Obviously wholesale margins are currently impacted by lingering COVID effects, so I’ll use PRTY’s 2017 numbers (from p. 101 of this 10-K) to build this case. In 2017, wholesale reported $1.26B of net sales, of which ~half went to the retail business (those are the “eliminations” in the table below). Whoelsale report ~$68m in EBIT, for an EBIT margin of ~5%. Retail does $212m in EBIT on ~$1.74B in sales for an EBIT margin of ~12%.
The argument here is that PRTY is allocating too much of the profits to retail and not enough to the wholesale side. Bulls back that argument up by noting Amscan (the majority of the wholesale side) and PRTY used to be separate business, and Amscan’s margins were way higher when it was a standalone (for example, Amscan did >10% EBIT margins in 2002).

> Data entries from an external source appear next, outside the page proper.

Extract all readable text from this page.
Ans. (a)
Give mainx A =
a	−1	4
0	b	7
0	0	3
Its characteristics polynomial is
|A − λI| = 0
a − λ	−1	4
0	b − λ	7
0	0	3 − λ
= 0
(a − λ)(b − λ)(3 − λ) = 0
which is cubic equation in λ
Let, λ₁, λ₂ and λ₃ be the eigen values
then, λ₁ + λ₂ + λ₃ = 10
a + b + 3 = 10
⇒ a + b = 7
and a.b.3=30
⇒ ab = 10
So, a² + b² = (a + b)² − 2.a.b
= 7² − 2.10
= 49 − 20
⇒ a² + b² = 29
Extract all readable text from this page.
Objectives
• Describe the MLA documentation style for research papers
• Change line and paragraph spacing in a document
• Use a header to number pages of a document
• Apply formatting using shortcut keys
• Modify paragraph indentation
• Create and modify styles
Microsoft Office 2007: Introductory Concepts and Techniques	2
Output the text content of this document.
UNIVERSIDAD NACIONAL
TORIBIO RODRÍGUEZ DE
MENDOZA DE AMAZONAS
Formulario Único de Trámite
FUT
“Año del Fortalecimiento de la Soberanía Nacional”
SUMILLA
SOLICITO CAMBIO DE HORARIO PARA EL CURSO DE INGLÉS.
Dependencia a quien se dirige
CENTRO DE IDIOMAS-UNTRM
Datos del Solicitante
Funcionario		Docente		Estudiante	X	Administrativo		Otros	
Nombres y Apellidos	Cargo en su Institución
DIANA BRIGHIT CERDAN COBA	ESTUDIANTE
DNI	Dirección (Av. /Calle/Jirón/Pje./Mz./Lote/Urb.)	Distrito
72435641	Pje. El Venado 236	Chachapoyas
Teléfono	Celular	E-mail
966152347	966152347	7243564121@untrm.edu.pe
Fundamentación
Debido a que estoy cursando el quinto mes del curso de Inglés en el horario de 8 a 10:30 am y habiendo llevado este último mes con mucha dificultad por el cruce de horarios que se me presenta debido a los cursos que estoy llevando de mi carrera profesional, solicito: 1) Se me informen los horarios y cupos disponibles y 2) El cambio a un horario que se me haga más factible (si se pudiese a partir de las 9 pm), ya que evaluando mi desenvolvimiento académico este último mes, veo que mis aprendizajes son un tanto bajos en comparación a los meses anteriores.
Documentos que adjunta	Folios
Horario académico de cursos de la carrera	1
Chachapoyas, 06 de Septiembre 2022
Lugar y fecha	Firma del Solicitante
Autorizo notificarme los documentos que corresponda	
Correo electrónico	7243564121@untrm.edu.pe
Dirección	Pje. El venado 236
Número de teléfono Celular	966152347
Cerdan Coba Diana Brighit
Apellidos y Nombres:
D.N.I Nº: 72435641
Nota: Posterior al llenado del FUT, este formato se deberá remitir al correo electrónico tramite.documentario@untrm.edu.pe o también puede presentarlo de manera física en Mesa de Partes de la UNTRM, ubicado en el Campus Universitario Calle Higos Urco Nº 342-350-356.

So the bull argument here is that wholesale is underearning because of how PRTY is reporting profits; if you normalized margins, the wholesale side would earn more and the retail side would earn less. Because wholesale is worth a larger multiple, that reallocation would create a significant amount of value.
To wrap this up, the three core bull points for PRTY are
PRTY is the dominant party specialty store, and that’s a good category to “own” as it’s unamzaonable and has several unique moats.
PRTY is a COVID recovery play with huge leverage (both leverage to reopening and leverage in a financial sense). Combine that with a cheap valuation, and you’ve got enormous upside.
PRTY could have hidden value from their wholesale / retail accounting underestimating the profitability of the more valuable wholesale side.
In part 2 (hopefully posting tomorrow!), I’m going to use the takeaways from my expert calls (plus some other sources) to rebut or support different pieces of the bull thesis, and I’ll follow that up with part 3 sometime later in the week.
Odds and ends
Two quick notes before I go:
It normally goes without saying, but PRTY is a retail stock with a ton of leverage. That significantly increases risk. Please do your own work; nothing on this blog is investing or financial advice; please see our full disclaimer here.
PRTY reports earnings on Monday, May 9th. I generally don’t like to note earnings, but PRTY is quite levered so you can generally see fireworks one way or the other around earnings (Bloomberg informs me the stock averages 20% moves alongside earnings reports, which is a big number but given how levered PRTY is it’s actually a pretty small piece of their EV!). If earnings are awful and the stock is down 50%, or earnings are great and the stock rockets…. well, I don’t think either would materially change the work / thesis presented here, but they are both definitely in play.
As always, everything I write about is a work in progress. I think you can see I’m bullish on PRTY, and I’ve got lots of back up / thoughts from expert calls that will come in part 2. But if you think I’m missing something on the bull or bear side, I’d love to hear from you! I’m always looking to get talked out of an investment thesis if it’s wrong.